Brady, like many employees, has an arbitration agreement with the NFL-this one contained within the collective bargaining agreement between the NFL and the player’s union, the NFLPA. When Brady appealed his suspension, he was required to submit the issue to arbitration before arbitrator appointed by NFL Commissioner Roger Goodell. Goodell appointed himself, and after a hearing, upheld the suspension.
Brady filed suit asking a federal court to set aside the award. Many legal analysts predicted that the NFL would win this suit. This was because, under the Federal Arbitration Act, which governs most arbitration in the United States, the arbitrators’ decisions (called “awards”) are subject only to very limited judicial review. A judge cannot set aside an arbitration award just because the judge would have ruled differently, or even if the arbitrator was clearly wrong in applying the law, but only in cases of fraud, corruption, “evident partiality,” or arbitrator misconduct. Courts confirm arbitration awards far more often than they vacate them-80% of the time, in fact, according to a 2005 study published by the ABA.
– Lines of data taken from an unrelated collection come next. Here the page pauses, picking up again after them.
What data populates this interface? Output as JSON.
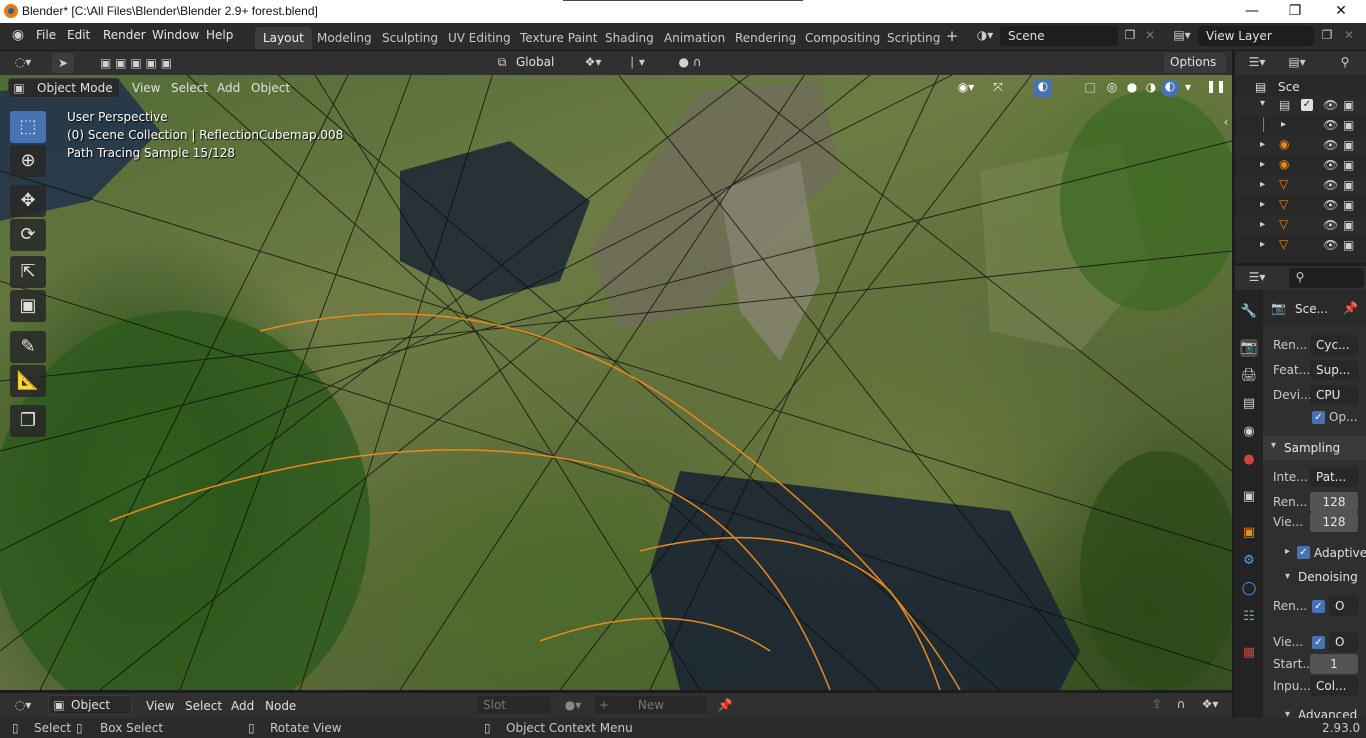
{
  "window": {
    "title": "Blender* [C:\\All Files\\Blender\\Blender 2.9+ forest.blend]",
    "minimize_icon": "minimize-icon",
    "maximize_icon": "maximize-icon",
    "close_icon": "close-icon"
  },
  "menubar": {
    "items": [
      "File",
      "Edit",
      "Render",
      "Window",
      "Help"
    ],
    "workspaces": [
      "Layout",
      "Modeling",
      "Sculpting",
      "UV Editing",
      "Texture Paint",
      "Shading",
      "Animation",
      "Rendering",
      "Compositing",
      "Scripting"
    ],
    "active_workspace": "Layout",
    "add_workspace": "+",
    "scene_name": "Scene",
    "view_layer": "View Layer"
  },
  "viewport_header": {
    "transform_orientation": "Global",
    "options_label": "Options",
    "mode": "Object Mode",
    "menus": [
      "View",
      "Select",
      "Add",
      "Object"
    ]
  },
  "viewport_overlay": {
    "perspective": "User Perspective",
    "collection": "(0) Scene Collection | ReflectionCubemap.008",
    "render_status": "Path Tracing Sample 15/128"
  },
  "outliner": {
    "root_label": "Sce",
    "rows": [
      {
        "icon": "collection-icon",
        "checked": true
      },
      {
        "icon": "expand-arrow-icon"
      },
      {
        "icon": "light-icon"
      },
      {
        "icon": "light-icon"
      },
      {
        "icon": "object-icon"
      },
      {
        "icon": "object-icon"
      },
      {
        "icon": "object-icon"
      },
      {
        "icon": "object-icon"
      }
    ]
  },
  "properties": {
    "scene_label": "Sce...",
    "render_engine_label": "Ren...",
    "render_engine_value": "Cyc...",
    "feature_set_label": "Feat...",
    "feature_set_value": "Sup...",
    "device_label": "Devi...",
    "device_value": "CPU",
    "open_shading_label": "Op...",
    "sampling_label": "Sampling",
    "integrator_label": "Inte...",
    "integrator_value": "Pat...",
    "render_samples_label": "Ren...",
    "render_samples_value": "128",
    "viewport_samples_label": "Vie...",
    "viewport_samples_value": "128",
    "adaptive_label": "Adaptive S",
    "denoising_label": "Denoising",
    "denoise_render_label": "Ren...",
    "denoise_render_value": "O",
    "denoise_view_label": "Vie...",
    "denoise_view_value": "O",
    "start_label": "Start...",
    "start_value": "1",
    "input_label": "Inpu...",
    "input_value": "Col...",
    "advanced_label": "Advanced"
  },
  "bottom_header": {
    "mode": "Object",
    "menus": [
      "View",
      "Select",
      "Add",
      "Node"
    ],
    "slot_label": "Slot",
    "new_label": "New"
  },
  "statusbar": {
    "select": "Select",
    "box_select": "Box Select",
    "rotate_view": "Rotate View",
    "context_menu": "Object Context Menu",
    "version": "2.93.0"
  },
  "colors": {
    "accent": "#4772b3",
    "orange_curve": "#e8891c"
  }
}
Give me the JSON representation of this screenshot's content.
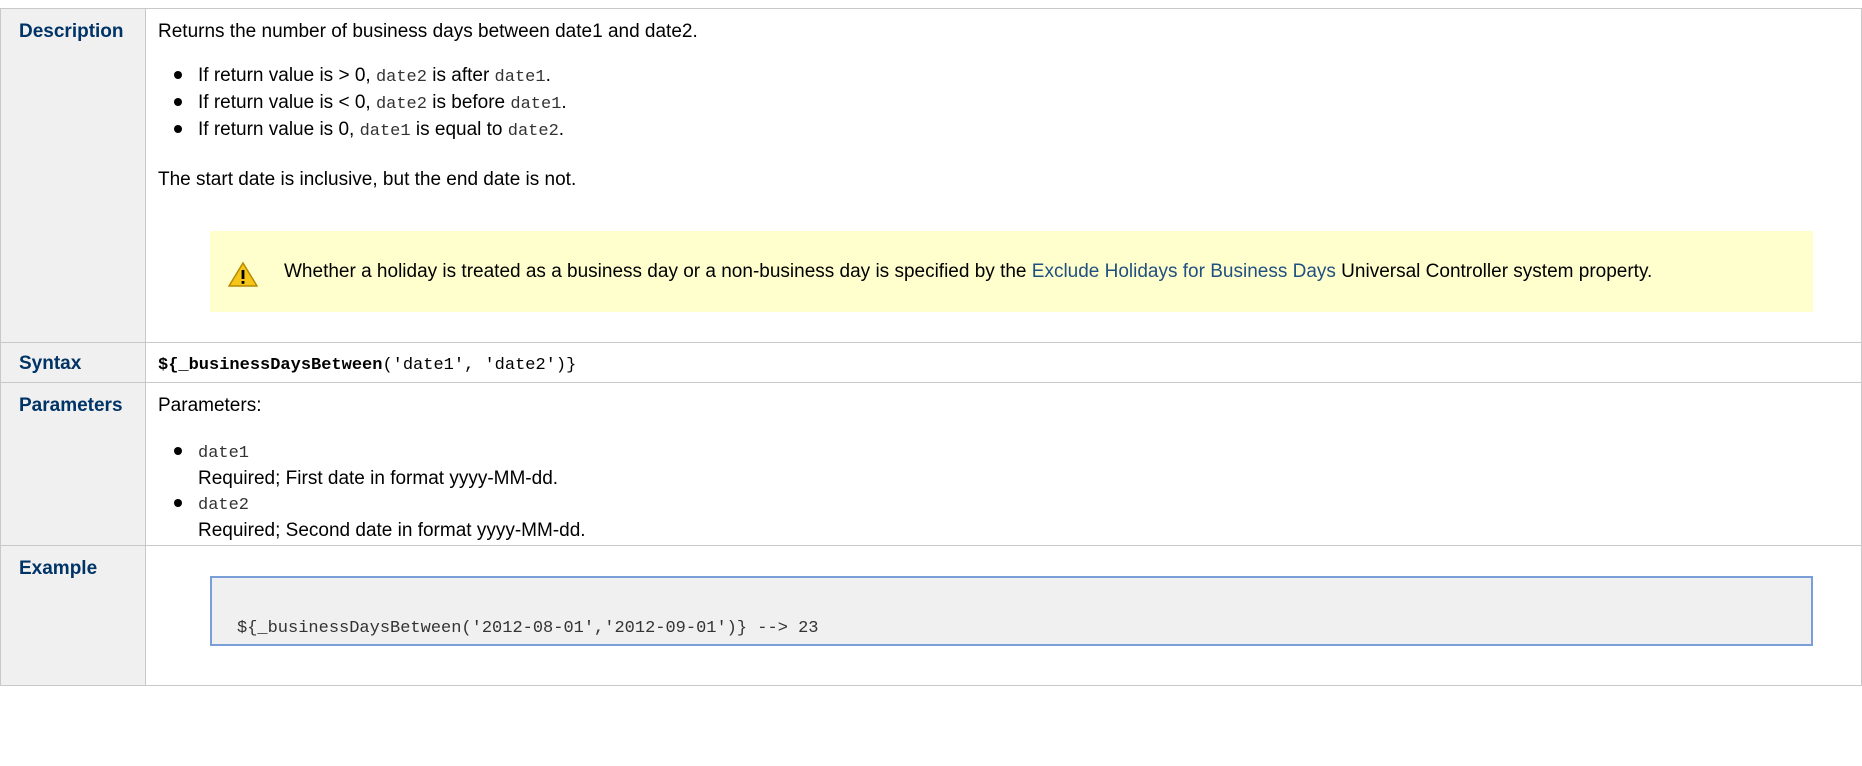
{
  "rows": {
    "description": {
      "label": "Description",
      "intro": "Returns the number of business days between date1 and date2.",
      "bullets": [
        {
          "pre": "If return value is > 0, ",
          "code1": "date2",
          "mid": " is after ",
          "code2": "date1",
          "post": "."
        },
        {
          "pre": "If return value is < 0, ",
          "code1": "date2",
          "mid": " is before ",
          "code2": "date1",
          "post": "."
        },
        {
          "pre": "If return value is 0, ",
          "code1": "date1",
          "mid": " is equal to ",
          "code2": "date2",
          "post": "."
        }
      ],
      "note": "The start date is inclusive, but the end date is not.",
      "warning": {
        "icon": "warning-icon",
        "pre": "Whether a holiday is treated as a business day or a non-business day is specified by the ",
        "link": "Exclude Holidays for Business Days",
        "post": " Universal Controller system property."
      }
    },
    "syntax": {
      "label": "Syntax",
      "open": "${",
      "func": "_businessDaysBetween",
      "args": "('date1', 'date2')}"
    },
    "parameters": {
      "label": "Parameters",
      "intro": "Parameters:",
      "items": [
        {
          "name": "date1",
          "desc": "Required; First date in format yyyy-MM-dd."
        },
        {
          "name": "date2",
          "desc": "Required; Second date in format yyyy-MM-dd."
        }
      ]
    },
    "example": {
      "label": "Example",
      "code": "${_businessDaysBetween('2012-08-01','2012-09-01')} --> 23"
    }
  }
}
In vacating the award, Judge Richard Berman of the U.S. District Court for the Southern District of New York cited procedural deficiencies, such as Goodell’s denial of Brady’s request for discovery of certain investigation records, as well as substantive problems such as a lack of notice to Brady that he could receive a four-game suspension for his conduct. This reasoning was surprising because courts generally defer to the arbitrator’s discretion in managing the arbitration procedure and because courts rarely review the substantive merits of the arbitrator’s decision.
In his decision, however, Judge Berman heavily relied on the “industrial common law of the shop” concept, which holds that an arbitrator must interpret and apply a collective bargaining agreement in accordance with practices of the industry and the shop and with prior arbitral precedent. Again, this is a rare grounds for vacating an arbitration decision, because courts generally treat the “law of the shop” as a piece of evidence for the arbitrator to consider, and not a body of formal law for courts to review. Courts have vacated arbitration awards citing the “law of the shop” in the past, but generally only where the arbitrator failed to consider the “law of the shop” at all, not where the court believes the arbitrator applied it erroneously.
This case is not over yet. The NFL appealed Judge Berman’s ruling to the Second Circuit, which granted the NFL’s motion to expedite the appeal in late September. Oral arguments may be heard as early as February 1, or one week before the Super Bowl, though it seems unlikely that the appellate court will rule in time to affect Brady’s eligibility to play if the Patriots make it that far. Even so, the Second Circuit’s decision could have far-reaching implications in sports law, labor law, and arbitration law in general.